Mitigating Cyber Anomalies in Virtual Power Plants Using Artificial-Neural-Network-Based Secondary Control with a Federated Learning-Trust Adaptation

Abstract

Virtual power plants (VPPs) are susceptible to cyber anomalies due to their extensive communication layer. FL-trust, an improved federated learning (FL) approach, has been recently introduced as a mitigation system for cyber-attacks. However, current FL-trust enhancements, relying solely on proportional-integral (PI), exhibit drawbacks like sensitivity to controller gain fluctuations and a slow response to sudden disturbances, and conventional FL-trust is not directly applicable to the non-independent and identically distributed (non-IID) datasets common in VPPs.
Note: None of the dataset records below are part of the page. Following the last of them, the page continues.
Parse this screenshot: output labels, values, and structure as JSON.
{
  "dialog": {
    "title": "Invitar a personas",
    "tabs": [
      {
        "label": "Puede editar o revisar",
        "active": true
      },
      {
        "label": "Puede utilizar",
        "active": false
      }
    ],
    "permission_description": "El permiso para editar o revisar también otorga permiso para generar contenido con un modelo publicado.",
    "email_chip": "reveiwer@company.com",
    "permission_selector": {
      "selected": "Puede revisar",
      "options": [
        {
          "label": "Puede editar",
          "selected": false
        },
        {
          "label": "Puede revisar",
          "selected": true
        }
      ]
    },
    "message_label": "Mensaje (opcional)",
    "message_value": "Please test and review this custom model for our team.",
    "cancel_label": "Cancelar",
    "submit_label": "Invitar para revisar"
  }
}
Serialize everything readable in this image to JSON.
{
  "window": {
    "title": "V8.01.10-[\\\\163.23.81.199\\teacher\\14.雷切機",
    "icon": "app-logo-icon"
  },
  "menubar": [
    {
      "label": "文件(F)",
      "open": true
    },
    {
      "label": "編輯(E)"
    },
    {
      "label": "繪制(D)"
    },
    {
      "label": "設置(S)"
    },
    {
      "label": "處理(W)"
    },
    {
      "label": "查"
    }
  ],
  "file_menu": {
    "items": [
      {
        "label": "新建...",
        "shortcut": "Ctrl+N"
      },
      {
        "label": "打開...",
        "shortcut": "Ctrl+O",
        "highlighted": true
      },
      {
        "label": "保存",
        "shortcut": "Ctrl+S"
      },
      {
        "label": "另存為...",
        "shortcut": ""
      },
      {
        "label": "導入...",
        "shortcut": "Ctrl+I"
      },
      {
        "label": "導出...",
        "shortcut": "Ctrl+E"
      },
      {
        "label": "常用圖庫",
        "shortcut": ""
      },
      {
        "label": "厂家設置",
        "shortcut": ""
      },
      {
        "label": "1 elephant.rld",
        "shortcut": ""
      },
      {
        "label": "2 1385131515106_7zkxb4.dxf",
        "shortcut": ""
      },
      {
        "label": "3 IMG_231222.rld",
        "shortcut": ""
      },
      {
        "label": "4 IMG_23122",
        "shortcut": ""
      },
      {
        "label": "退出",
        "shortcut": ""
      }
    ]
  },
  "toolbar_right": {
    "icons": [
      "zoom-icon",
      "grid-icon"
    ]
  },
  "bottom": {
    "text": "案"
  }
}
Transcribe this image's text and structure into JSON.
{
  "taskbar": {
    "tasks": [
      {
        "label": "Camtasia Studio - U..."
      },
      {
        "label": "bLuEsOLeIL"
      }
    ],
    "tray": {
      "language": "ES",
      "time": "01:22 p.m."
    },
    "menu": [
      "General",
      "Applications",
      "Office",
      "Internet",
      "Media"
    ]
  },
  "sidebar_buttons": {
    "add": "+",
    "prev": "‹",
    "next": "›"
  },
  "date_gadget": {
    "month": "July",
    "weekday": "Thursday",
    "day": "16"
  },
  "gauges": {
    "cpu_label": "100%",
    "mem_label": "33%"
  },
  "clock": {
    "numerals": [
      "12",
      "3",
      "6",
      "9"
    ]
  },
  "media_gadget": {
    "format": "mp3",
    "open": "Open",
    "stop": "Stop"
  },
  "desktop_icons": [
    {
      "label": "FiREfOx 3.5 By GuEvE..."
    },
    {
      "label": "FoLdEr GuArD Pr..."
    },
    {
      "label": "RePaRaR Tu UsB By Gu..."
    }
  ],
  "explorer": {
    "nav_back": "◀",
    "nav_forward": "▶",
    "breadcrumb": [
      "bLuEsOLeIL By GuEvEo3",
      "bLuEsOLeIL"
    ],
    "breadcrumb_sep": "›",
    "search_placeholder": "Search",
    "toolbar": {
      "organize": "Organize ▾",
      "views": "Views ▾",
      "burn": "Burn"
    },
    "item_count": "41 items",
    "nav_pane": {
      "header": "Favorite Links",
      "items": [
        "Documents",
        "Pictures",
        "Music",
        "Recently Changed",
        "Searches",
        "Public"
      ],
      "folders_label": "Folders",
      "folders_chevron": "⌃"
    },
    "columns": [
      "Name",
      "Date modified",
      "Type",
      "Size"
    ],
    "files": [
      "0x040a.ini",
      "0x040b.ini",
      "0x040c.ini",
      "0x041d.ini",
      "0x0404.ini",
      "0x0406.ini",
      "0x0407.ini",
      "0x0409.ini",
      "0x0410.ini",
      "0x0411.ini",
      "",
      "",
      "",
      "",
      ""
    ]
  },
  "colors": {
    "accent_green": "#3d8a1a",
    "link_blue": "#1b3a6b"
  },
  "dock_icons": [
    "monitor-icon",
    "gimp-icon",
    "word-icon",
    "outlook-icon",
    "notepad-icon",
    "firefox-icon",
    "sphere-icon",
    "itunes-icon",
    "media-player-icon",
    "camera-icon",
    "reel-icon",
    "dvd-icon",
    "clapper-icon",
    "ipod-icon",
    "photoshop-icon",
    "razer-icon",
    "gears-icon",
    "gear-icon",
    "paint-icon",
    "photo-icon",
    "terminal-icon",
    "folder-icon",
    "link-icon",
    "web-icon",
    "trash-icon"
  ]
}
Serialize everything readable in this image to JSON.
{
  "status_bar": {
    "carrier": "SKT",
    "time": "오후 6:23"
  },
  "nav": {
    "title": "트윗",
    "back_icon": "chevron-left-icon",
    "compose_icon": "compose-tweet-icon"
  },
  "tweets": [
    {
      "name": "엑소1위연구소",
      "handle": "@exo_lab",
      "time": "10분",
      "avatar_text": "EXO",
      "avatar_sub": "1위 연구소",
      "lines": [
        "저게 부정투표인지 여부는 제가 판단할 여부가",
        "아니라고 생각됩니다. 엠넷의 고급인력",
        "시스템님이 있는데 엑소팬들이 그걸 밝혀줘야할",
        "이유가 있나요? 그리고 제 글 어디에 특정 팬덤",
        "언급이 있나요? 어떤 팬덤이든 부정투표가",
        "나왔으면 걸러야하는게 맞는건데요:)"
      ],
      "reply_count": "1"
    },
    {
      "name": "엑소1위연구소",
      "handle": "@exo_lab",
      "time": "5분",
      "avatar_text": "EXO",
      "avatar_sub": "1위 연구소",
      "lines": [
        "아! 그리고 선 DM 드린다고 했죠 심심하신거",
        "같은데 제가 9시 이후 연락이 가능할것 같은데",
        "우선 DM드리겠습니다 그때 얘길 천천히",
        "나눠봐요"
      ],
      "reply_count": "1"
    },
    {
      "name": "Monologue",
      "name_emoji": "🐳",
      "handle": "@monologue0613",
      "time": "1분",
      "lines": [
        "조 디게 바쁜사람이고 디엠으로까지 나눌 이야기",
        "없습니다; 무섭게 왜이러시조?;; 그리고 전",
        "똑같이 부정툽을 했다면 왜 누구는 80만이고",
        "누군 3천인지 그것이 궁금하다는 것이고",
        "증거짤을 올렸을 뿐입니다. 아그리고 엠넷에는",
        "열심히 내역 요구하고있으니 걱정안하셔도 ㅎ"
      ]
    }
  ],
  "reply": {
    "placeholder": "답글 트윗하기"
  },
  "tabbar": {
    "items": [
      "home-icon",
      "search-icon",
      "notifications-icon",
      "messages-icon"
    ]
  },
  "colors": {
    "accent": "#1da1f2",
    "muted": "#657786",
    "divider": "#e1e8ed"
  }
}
To address these limitations, we introduce an artificial neural network (ANN)-based technique to adapt FL-trust to non-IID datasets. The ANN is designed as an intelligent anomaly mitigation control method, employing a dynamic recurrent neural network with exogenous inputs. We consider the effects of the most common VPP attacks, poisoning attacks, on the distributed cooperative controller at the secondary control level. The ANN is trained offline and tested online in the simulated VPP. Using MATLAB simulations on a HOMER-modeled VPP, the proposed technique demonstrates its superior ability to sustain normal VPP operation amidst cyber anomalies, outperforming a PI-based mitigation system in accuracy and detection speed.